Tan was then sent to the Turkish embassy in the United Arab Emirates (1987-1989), before returning home to serve in the Personnel Department (1989-1990) and the office of the president (1990-1991).
He first came to the United States in 1991 to serve in the Turkish embassy in Washington, DC. He remained until 1995, when he returned to Turkey to serve in the Turkish Grand National Assembly (1995-1996), the Ministry of Foreign Affairs’ Department of USA, Canada and Japan (1995), as head of section in the Department of USA, Pacific and Far East (1996), and chief of cabinet to the minister (1996-1997).
He turned to Washington in 1997 and remained at the Turkish embassy until 2001.
Upon his return to Turkey, he first served as head of the Department for the Americas, and then was named head of the Information Department in 2002.

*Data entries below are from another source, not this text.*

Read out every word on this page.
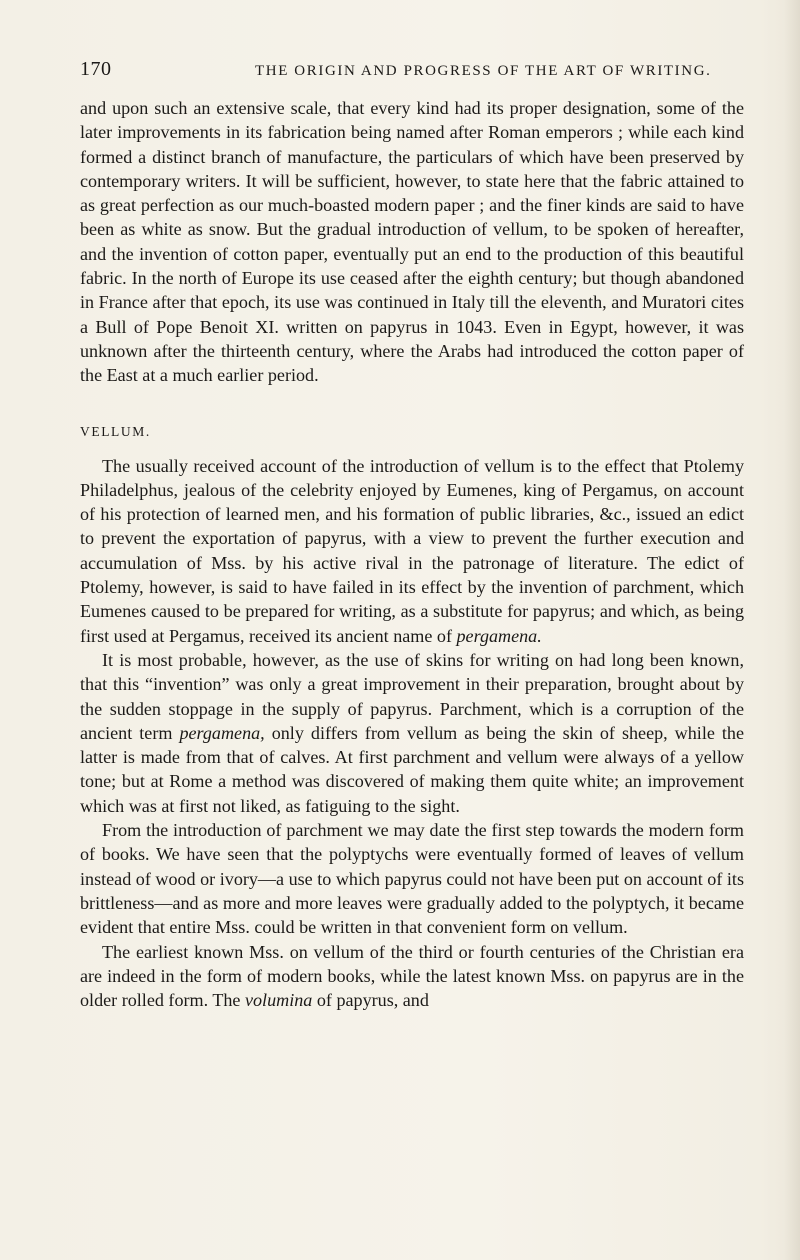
170	THE ORIGIN AND PROGRESS OF THE ART OF WRITING.

and upon such an extensive scale, that every kind had its proper designation, some of the later improvements in its fabrication being named after Roman emperors ; while each kind formed a distinct branch of manufacture, the particulars of which have been preserved by contemporary writers. It will be sufficient, however, to state here that the fabric attained to as great perfection as our much-boasted modern paper ; and the finer kinds are said to have been as white as snow. But the gradual introduction of vellum, to be spoken of hereafter, and the invention of cotton paper, eventually put an end to the production of this beautiful fabric. In the north of Europe its use ceased after the eighth century; but though abandoned in France after that epoch, its use was continued in Italy till the eleventh, and Muratori cites a Bull of Pope Benoit XI. written on papyrus in 1043. Even in Egypt, however, it was unknown after the thirteenth century, where the Arabs had introduced the cotton paper of the East at a much earlier period.

VELLUM.

The usually received account of the introduction of vellum is to the effect that Ptolemy Philadelphus, jealous of the celebrity enjoyed by Eumenes, king of Pergamus, on account of his protection of learned men, and his formation of public libraries, &c., issued an edict to prevent the exportation of papyrus, with a view to prevent the further execution and accumulation of Mss. by his active rival in the patronage of literature. The edict of Ptolemy, however, is said to have failed in its effect by the invention of parchment, which Eumenes caused to be prepared for writing, as a substitute for papyrus; and which, as being first used at Pergamus, received its ancient name of pergamena.

It is most probable, however, as the use of skins for writing on had long been known, that this “invention” was only a great improvement in their preparation, brought about by the sudden stoppage in the supply of papyrus. Parchment, which is a corruption of the ancient term pergamena, only differs from vellum as being the skin of sheep, while the latter is made from that of calves. At first parchment and vellum were always of a yellow tone; but at Rome a method was discovered of making them quite white; an improvement which was at first not liked, as fatiguing to the sight.

From the introduction of parchment we may date the first step towards the modern form of books. We have seen that the polyptychs were eventually formed of leaves of vellum instead of wood or ivory—a use to which papyrus could not have been put on account of its brittleness—and as more and more leaves were gradually added to the polyptych, it became evident that entire Mss. could be written in that convenient form on vellum.

The earliest known Mss. on vellum of the third or fourth centuries of the Christian era are indeed in the form of modern books, while the latest known Mss. on papyrus are in the older rolled form. The volumina of papyrus, and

He went on to serve as the spokesman for the Ministry of Foreign Affairs from 2004 to 2007. During this period he was involved in one awkward incident relating to the United States. On June 14, 2006, Tan told reporters that Turkey took no part in the Bush administration’s extraordinary rendition program. However, a cable from the U.S. Embassy in Turkey, written just six days earlier and later released by WikiLeaks, stated that the Turkish military had, for four years, allowed the CIA to use Incirlik military airport as a refueling stop for prisoner transport flights as part of “Operation Fundamental Justice.”
Tan’s first ambassadorship was to Israel (2007-2009).
Before becoming ambassador to the U.S., Tan was deputy undersecretary of bilateral political affairs and public diplomacy at the Ministry of Foreign Affairs (2009-2010).
Shortly after taking over as ambassador to Washington, Tan was temporarily recalled to Istanbul for consultations in response to the U.S. House Foreign Affairs Committee resolution recognizing the 1915 killings of Armenians as genocide.
Tan and his wife, Fügen, have two children.